By: Jay Mittelman
Doing what we say we’ll do is a basic building block of trust and reliability. But, for some companies, the way they define their corporate cultures and the way they act toward employees and customers may show a disconnect between words and action.
With a new year beginning, now is a good time for your company to look at the words it uses to describe itself and how they stack up against the experience your employees and customers have when dealing with your organization.
Recognize Cultural Disconnects
When there is a disconnect between what you say your culture is and how your company treats its staff, your organization creates an atmosphere of disappointment and distrust among your work force. This can have only a negative impact on morale and productivity that, among other things, feeds higher turnover rates and damages customer relationships.
Here are some examples of possible disconnects between values and actions:
Value: “We’re a family friendly business.”
Disconnect: The organization doesn’t extend benefits to spouses or children, or offer a flexible schedule or a dependent care flexible spending account. It does require night and weekend work.
Value: “Trust is everything.”
Disconnect: Cameras record workers’ movements at work, employees and their belongings are searched when they enter or exit the job site, and every purchase — small or large — requires several signatures, including the CFO’s.
Value: “Quality is most important.”
Disconnect: Employees are rewarded for cost- or time-savings — instead of quality standards — when doing their jobs, the office environment is shabby and equipment and machinery is in disrepair, and errors are fixed but the underlying issues causing the mistakes are ignored.
Value: “We believe in work-life balance.”
Disconnect: Overtime is regularly required, vacation time is limited, few company holidays are offered and there is no scheduling flexibility.
In the worst case scenario, workers who see management saying one thing but doing another might feel it’s okay to lie, steal or act in other unethical ways.
Watch for Problems
Certain situations can make an organization ripe for a cultural breakdown, including a management change, merger or acquisition, geographic expansion, or rapid increase in your work force.
These circumstances bring opportunities for culture clashes (especially when two established companies are becoming one) or culture vacuums — when employees create their own culture because none is enforced.
To help you spot these and other problems, talk to employees. Often, organizations speak with a group of company leaders about the culture and then get input from rank-and-file employees.
Many do this through focus groups and employee surveys. Be sure you hear from employees at all levels and in all locations of your organization to get a full picture of what your staff’s experience is like.

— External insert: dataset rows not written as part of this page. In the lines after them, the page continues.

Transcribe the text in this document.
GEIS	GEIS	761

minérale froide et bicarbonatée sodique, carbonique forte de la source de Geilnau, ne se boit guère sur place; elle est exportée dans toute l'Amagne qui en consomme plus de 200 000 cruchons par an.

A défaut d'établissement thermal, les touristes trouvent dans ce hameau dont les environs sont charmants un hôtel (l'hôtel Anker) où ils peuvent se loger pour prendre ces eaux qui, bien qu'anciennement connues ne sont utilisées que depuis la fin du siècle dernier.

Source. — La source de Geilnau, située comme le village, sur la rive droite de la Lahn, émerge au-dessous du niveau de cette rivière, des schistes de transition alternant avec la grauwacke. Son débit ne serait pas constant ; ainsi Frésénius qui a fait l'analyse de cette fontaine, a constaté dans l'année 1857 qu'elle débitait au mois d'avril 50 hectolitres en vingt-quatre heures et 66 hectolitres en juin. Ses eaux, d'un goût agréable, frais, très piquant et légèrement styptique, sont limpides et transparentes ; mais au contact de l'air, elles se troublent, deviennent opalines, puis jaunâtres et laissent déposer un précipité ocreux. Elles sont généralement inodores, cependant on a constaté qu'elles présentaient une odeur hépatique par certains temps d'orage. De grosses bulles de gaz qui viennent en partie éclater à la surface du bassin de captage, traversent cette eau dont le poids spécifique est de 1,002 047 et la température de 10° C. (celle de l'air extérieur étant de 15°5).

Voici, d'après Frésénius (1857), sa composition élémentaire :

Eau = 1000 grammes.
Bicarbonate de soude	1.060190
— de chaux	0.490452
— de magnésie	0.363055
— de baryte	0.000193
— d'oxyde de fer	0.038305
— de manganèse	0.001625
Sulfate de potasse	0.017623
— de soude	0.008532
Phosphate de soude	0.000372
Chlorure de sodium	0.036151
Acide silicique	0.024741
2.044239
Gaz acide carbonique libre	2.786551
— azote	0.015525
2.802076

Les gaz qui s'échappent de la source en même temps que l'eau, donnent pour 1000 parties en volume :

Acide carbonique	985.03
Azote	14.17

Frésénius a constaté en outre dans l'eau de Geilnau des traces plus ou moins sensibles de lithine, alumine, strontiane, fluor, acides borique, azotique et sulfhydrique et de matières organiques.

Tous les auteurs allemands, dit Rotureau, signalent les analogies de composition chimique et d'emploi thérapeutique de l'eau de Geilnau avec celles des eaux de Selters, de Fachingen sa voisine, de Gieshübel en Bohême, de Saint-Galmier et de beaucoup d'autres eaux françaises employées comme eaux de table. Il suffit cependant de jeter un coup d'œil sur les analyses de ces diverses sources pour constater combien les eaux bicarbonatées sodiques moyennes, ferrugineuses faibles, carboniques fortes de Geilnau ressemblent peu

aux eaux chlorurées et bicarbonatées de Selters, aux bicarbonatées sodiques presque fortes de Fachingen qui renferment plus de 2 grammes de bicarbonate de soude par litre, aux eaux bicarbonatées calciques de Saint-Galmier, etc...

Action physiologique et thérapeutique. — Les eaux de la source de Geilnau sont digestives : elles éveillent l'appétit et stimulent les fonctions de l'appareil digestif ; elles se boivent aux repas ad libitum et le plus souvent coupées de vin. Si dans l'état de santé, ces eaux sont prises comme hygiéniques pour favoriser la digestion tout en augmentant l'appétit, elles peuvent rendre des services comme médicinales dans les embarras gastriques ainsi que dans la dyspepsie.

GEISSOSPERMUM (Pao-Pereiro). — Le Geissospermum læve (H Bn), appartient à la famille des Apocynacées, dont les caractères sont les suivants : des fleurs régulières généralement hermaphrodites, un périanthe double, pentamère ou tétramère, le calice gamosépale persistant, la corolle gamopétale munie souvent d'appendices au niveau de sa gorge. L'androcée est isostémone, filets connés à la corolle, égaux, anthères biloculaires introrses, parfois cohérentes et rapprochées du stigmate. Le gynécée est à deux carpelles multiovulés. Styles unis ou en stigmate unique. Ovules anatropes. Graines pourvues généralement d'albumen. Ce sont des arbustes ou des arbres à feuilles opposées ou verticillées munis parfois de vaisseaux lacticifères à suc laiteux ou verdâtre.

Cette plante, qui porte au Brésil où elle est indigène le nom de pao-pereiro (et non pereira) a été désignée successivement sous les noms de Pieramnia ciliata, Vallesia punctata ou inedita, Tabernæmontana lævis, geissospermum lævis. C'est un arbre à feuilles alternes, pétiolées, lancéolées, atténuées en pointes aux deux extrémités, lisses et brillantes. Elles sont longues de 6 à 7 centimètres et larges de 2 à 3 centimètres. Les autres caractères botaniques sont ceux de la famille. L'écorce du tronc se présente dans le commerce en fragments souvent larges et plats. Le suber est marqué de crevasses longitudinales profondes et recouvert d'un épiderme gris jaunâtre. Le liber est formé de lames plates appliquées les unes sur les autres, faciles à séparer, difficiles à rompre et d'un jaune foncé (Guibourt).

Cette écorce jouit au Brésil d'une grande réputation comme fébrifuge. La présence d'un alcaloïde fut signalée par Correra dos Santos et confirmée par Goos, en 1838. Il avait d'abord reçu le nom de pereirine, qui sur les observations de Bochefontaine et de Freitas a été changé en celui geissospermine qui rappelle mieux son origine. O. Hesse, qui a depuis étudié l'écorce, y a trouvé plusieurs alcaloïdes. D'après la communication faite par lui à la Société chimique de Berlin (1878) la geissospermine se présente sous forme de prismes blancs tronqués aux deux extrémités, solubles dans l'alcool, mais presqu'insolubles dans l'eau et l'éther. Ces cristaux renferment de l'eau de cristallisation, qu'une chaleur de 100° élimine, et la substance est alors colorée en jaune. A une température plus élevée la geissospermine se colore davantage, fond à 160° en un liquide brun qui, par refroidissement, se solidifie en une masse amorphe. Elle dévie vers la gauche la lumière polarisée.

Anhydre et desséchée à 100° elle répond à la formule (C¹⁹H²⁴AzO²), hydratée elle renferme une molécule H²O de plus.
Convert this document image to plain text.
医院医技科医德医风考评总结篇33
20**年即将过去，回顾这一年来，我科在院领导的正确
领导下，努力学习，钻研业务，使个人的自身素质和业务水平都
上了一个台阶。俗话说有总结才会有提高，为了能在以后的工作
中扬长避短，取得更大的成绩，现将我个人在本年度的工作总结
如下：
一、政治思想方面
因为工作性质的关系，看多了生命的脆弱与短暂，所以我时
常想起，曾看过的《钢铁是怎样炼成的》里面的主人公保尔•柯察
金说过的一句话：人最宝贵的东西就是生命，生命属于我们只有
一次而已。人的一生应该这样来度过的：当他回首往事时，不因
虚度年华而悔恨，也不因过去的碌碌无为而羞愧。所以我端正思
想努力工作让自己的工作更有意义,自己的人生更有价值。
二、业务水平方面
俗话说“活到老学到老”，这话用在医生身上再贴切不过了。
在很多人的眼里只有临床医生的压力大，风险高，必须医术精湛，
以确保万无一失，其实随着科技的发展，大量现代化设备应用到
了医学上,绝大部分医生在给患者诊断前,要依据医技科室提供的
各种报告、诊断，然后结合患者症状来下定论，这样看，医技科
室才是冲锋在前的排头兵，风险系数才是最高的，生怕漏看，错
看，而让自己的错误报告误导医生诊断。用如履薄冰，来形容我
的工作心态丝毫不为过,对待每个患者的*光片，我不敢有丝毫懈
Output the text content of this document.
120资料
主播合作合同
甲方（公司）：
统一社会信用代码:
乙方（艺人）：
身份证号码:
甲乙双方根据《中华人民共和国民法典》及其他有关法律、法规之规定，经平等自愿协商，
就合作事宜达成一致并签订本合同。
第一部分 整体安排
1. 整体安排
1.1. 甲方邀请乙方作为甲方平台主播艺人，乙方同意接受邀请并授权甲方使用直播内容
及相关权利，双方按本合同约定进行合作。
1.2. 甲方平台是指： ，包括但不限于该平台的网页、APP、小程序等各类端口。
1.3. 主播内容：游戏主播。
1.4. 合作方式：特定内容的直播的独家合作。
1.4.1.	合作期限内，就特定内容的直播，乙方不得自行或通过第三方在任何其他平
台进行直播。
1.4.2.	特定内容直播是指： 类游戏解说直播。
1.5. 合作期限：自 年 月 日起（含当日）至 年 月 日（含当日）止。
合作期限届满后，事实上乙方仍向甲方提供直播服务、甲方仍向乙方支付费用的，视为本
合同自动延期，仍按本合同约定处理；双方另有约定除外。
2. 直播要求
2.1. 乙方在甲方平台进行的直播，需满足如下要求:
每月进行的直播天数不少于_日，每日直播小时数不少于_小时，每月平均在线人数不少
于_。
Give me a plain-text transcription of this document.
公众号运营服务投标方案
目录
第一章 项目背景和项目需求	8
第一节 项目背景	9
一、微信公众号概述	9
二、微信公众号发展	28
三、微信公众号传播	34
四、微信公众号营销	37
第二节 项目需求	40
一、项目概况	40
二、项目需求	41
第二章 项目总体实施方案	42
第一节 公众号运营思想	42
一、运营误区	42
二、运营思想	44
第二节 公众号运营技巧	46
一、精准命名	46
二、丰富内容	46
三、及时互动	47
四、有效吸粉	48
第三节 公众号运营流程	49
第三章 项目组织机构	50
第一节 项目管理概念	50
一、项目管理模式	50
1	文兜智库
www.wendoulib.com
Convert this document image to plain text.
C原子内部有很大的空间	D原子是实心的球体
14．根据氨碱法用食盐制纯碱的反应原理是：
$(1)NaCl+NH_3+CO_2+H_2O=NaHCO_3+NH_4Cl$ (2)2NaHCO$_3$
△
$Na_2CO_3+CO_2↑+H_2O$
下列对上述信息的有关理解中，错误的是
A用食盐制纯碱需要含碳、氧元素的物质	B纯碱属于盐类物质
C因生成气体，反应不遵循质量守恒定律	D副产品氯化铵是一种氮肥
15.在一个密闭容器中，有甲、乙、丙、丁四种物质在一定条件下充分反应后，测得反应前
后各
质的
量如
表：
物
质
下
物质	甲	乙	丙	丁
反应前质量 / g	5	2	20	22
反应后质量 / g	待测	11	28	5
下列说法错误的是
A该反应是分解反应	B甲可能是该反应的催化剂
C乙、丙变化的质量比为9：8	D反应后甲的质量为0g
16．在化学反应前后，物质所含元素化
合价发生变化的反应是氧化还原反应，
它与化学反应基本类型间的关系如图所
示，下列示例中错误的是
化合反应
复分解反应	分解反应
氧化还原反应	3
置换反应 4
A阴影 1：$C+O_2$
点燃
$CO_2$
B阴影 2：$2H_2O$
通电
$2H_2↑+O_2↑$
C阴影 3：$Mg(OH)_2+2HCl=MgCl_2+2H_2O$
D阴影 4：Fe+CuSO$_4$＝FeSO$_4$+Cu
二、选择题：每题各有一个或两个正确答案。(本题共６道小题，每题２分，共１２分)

Enlisting the help of a neutral third party can yield the best results. An outsider will have no preconceived notions and usually can elicit frank and informative responses from workers. Also, consultants that have experience in conducting surveys and focus groups can ensure the validity of the survey tool and data analysis.
Change for the Better
When the walk and the talk are at odds, only one can prevail. You have to change behavior or change what you say about your culture. Otherwise, problems are bound to occur.